Category Archives: Scripting

Becoming a Scripting Ninja

As a QV Consultant, I split my time between delivering training and QV Practice.  I like both sides of the business, but I particularly enjoy contributing to the excitement of using QV that results from training.

During a lunch break today, I mentioned the Masters Summit for Qlikview to one of my students. He asked “What does it take to become a Master?”. Of course I answered “Attend the summit! “.  But it reminded me of a list I present when delivering  Qlikview Developer (Scripting & Data Modeling) training.

Most of us experienced instructors augment the standard curriculum with our own real-world experiences. When teaching scripting, in addition to surveying the range of scripting statements and modeling solutions, I emphasize three specific scripting features as “Ninja skills” — script features whose mastery makes you deadly effective. My “Scripting Ninja” list is:

1. MAPPING LOAD. Understanding how to create a Mapping table. How to use that table in all it’s forms — ApplyMap(), MAP USING, RENAME USING and the other metadata USINGs — TAG and COMMENT.

2. IntervalMatch — has many uses  including Slowly Changing dimensions, Currency Rates, Dimension Bucketing to name a few.

3. Preceding Load — can be used to create powerful parsing scripts and simplify the maintenance and accuracy of script. Here’s a primer on Preceding Load.

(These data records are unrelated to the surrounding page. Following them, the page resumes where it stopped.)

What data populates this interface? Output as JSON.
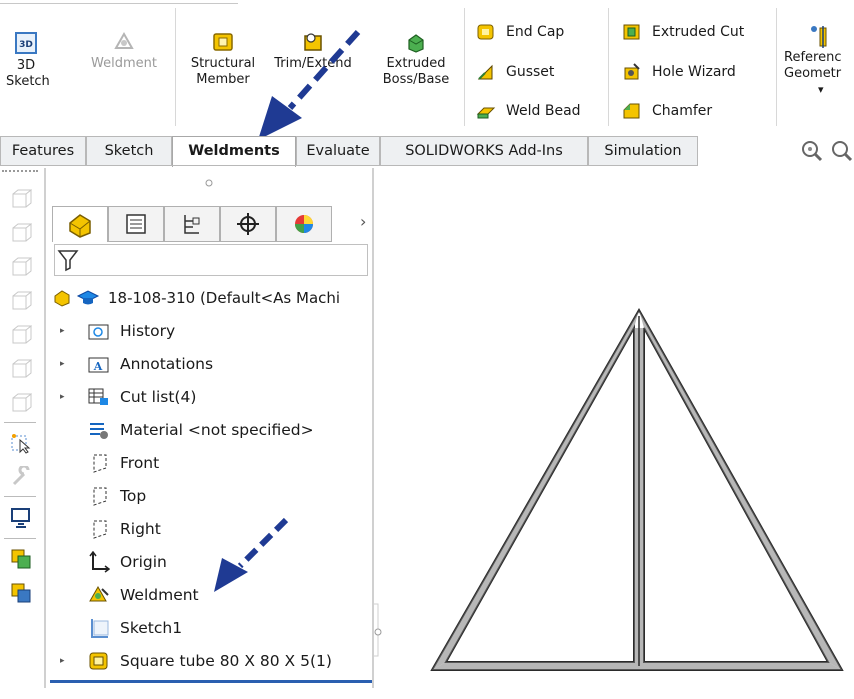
{
  "ribbon": {
    "sketch3d": {
      "label1": "3D",
      "label2": "Sketch",
      "icon_text": "3D"
    },
    "weldment": {
      "label": "Weldment"
    },
    "structural_member": {
      "label1": "Structural",
      "label2": "Member"
    },
    "trim_extend": {
      "label": "Trim/Extend"
    },
    "extruded_boss": {
      "label1": "Extruded",
      "label2": "Boss/Base"
    },
    "col1": [
      "End Cap",
      "Gusset",
      "Weld Bead"
    ],
    "col2": [
      "Extruded Cut",
      "Hole Wizard",
      "Chamfer"
    ],
    "reference_geometry": {
      "label1": "Referenc",
      "label2": "Geometr",
      "dropdown": "▾"
    }
  },
  "tabs": [
    "Features",
    "Sketch",
    "Weldments",
    "Evaluate",
    "SOLIDWORKS Add-Ins",
    "Simulation"
  ],
  "tree": {
    "root": "18-108-310  (Default<As Machi",
    "items": [
      "History",
      "Annotations",
      "Cut list(4)",
      "Material <not specified>",
      "Front",
      "Top",
      "Right",
      "Origin",
      "Weldment",
      "Sketch1",
      "Square tube 80 X 80 X 5(1)"
    ],
    "expand_glyph": "▸"
  },
  "colors": {
    "accent_arrow": "#1f3a93",
    "tab_bg": "#eef0f2",
    "selection": "#2a5fb0"
  }
}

Those are the three special QV scripting features that stand out for me as exceptionally powerful and well worth mastering. Are there others you would add to the Ninja list?

-Rob

 

Share

Speed up Script Development with BUFFER

A BUFFER prefix on a LOAD or SQL statement creates and maintains an automatic QVD for that statement. Subsequent executions of the LOAD/SELECT statement will read from the QVD, avoiding another (slower) trip to the database. A read from QVD is generally 5-10 times faster than fetching from database.

TranTab:
BUFFER LOAD 
TranID,
Amount,
CustomerID,
etc…
;
SQL SELECT * FROM TRANSACTIONS
;

On first execution, the SELECT will fetch rows from the database and the resulting TranTab will be stored in a specially named QVD on the local machine. On subsequent reloads, TranTab will automatically be loaded from the local QVD.

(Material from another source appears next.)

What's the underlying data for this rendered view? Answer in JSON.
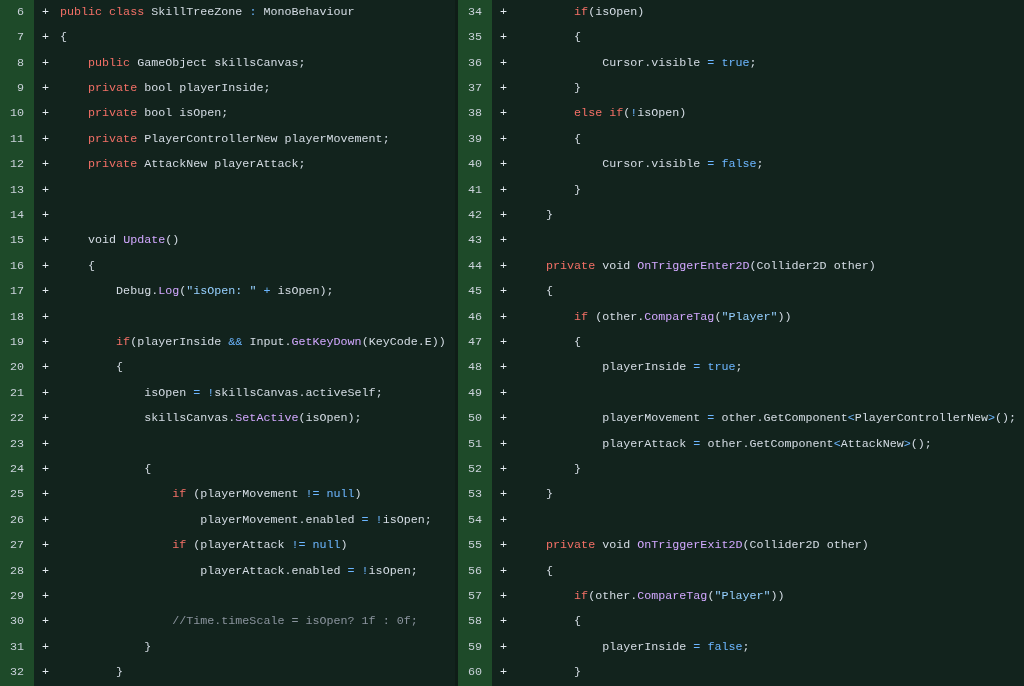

If you make a change to the TranTab LOAD/SQL statement, QV Reload will detect the change and fetch from the database again and update the local QVD.

During script development it’s not uncommon to perform a reload several times. You can greatly reduce the duration of a script run by adding BUFFER to your statements. Any script changes/adds you make will automatically invalidate that buffer and re-fetch from the database.

Don’t forget to remove the BUFFER keyword before moving to production!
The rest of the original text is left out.